Minas unchained Cecil and hauled him, still blindfolded, out of the van. He threw the still-unconscious Carlos over his shoulder and strode into the facility, pushing Cecil in front of him. Cecil was still crying silently. Carlos was limp.

Inside was a spacious atrium with enormous, graceful statues hooded with black cloth except for clawed stone hands that extended from their cloaks, spilling water jets into vein-shaped networks of basins crisscrossing the room, but Minas paid no attention, and his two guests (not prisoners) were blindfolded and did not notice. His boots thumped towards the tiny, anticlimactic steel door on the far end of the atrium.

Minas kicked open the enormous cat flap at the bottom of the door. He dumped Carlos on the ground (he hit brokenly with a firm "thud" and failed to move or wake) and shoved him through with his boot, then forced Cecil down on his knees and kicked him until he crawled and felt his way through.

The pale, long-nailed hands of the genderless biomolecular engineer crept wonderingly through the cat flap, wriggling in the cool air.

Minas cautiously pulled a clump of thick green grass, spilling soft, dark humus onto the marble floors, out from his blue coat's pocket. He placed it - cool, earthy proof of the sunlit world outside - into the soft, thin hands that had never felt natural light. They closed sensually on the essential, spiritual substance, and were gone. In return, a tiny slip of paper was shoved through the slot.
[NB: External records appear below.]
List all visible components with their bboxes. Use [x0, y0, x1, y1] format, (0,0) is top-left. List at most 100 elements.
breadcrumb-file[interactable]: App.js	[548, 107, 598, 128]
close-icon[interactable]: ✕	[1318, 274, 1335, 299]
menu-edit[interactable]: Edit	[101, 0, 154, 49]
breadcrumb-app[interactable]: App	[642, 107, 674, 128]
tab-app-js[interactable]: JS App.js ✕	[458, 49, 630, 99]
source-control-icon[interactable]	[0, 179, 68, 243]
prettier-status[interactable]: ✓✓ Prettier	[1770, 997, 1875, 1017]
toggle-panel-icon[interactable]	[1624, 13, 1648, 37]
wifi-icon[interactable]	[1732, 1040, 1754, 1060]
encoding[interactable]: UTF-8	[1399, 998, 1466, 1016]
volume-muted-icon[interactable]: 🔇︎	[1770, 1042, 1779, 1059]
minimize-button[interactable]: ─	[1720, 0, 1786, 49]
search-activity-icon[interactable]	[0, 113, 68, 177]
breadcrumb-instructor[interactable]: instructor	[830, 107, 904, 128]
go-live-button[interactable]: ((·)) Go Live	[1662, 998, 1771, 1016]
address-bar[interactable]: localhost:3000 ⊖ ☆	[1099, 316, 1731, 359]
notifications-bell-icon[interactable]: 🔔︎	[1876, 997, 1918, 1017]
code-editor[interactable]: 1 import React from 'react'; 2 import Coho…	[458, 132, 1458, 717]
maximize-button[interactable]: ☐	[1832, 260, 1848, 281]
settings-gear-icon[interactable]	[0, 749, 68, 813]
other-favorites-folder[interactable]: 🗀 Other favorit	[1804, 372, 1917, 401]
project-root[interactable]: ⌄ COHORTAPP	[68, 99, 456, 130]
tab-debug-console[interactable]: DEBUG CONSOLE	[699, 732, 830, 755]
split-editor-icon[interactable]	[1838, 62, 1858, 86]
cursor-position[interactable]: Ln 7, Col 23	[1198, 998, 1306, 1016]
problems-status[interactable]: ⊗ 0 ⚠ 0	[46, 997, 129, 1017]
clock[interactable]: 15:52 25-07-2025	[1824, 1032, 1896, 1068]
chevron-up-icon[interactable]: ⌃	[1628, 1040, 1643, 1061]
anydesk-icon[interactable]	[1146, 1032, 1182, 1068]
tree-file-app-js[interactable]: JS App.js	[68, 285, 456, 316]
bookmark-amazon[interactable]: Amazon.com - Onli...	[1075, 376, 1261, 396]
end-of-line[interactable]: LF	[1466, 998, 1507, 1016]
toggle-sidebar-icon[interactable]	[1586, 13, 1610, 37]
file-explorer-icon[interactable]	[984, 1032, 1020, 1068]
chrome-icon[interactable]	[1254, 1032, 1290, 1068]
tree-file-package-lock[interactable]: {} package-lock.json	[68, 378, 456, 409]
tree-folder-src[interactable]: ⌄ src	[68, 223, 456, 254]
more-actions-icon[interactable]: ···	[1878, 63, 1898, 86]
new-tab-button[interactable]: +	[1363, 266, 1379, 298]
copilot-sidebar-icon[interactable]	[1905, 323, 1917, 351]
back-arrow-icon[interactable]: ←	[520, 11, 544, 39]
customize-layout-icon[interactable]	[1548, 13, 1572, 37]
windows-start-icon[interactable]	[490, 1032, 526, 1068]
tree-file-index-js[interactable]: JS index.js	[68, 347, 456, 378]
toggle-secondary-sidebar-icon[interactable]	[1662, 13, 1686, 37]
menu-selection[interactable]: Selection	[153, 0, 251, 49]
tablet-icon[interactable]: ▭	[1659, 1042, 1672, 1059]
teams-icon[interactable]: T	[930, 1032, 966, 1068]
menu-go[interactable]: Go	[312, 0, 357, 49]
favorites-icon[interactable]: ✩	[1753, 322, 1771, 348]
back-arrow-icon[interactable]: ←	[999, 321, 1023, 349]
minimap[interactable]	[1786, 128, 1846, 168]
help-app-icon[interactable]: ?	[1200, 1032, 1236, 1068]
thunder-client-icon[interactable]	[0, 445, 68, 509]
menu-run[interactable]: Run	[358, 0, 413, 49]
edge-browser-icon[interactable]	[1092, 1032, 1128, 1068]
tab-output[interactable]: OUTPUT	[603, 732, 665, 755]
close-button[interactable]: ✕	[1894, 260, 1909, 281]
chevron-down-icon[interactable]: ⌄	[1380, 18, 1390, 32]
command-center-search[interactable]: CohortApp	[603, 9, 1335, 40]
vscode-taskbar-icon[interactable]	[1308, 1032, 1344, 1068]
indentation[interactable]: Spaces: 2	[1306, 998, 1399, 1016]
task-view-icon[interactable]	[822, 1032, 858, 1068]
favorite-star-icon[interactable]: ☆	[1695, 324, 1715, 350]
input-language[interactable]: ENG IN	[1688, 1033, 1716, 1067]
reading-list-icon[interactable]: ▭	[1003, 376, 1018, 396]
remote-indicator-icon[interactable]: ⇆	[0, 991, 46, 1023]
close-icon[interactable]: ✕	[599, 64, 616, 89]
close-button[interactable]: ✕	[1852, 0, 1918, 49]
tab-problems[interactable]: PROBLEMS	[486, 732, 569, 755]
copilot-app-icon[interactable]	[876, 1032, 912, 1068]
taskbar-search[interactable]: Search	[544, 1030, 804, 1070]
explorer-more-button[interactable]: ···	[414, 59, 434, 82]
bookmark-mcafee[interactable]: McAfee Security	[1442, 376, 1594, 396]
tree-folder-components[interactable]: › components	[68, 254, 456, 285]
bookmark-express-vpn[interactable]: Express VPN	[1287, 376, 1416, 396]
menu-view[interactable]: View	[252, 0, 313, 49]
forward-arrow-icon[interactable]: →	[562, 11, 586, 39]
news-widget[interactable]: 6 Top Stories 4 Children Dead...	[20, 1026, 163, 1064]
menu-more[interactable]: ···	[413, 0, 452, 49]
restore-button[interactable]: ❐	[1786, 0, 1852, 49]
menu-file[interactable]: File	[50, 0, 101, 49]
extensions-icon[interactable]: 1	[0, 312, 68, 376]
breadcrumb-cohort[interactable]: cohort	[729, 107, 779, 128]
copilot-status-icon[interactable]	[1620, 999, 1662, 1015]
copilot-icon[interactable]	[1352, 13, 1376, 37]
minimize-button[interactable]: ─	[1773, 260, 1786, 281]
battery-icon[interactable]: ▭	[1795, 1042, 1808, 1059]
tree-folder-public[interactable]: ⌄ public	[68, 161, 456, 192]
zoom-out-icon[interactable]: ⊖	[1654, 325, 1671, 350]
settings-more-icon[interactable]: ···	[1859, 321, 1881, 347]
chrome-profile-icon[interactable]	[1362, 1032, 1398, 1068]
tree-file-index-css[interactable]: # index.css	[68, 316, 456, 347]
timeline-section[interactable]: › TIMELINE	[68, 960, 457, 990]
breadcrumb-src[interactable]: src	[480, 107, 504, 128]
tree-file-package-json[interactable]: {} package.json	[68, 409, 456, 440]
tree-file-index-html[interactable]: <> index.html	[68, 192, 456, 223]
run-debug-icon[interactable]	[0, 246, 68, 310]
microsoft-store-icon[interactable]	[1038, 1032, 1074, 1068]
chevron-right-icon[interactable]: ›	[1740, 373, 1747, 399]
Agreed officer, read Minas silently.

A serene, yet disturbingly contemptuous smile poked its way through Minas' teeth and crawled up his face like a bloodsoaked maggot out of the rotting, diseased body of an old man who died in his sleep, surrounded by loved ones.

The biomolecular engineer pulled Cecil to his feet on the other side. He stood, turning his head from side to side as if he were looking around, despite the fact that he couldn't see anything. He had recovered well from the initial fear and despair of the capture, and was ready for whatever came next - for himself and Carlos. He just hoped that his boyfriend would trust him well enough not to try to escape. He shuddered at what they would do to him if he tried.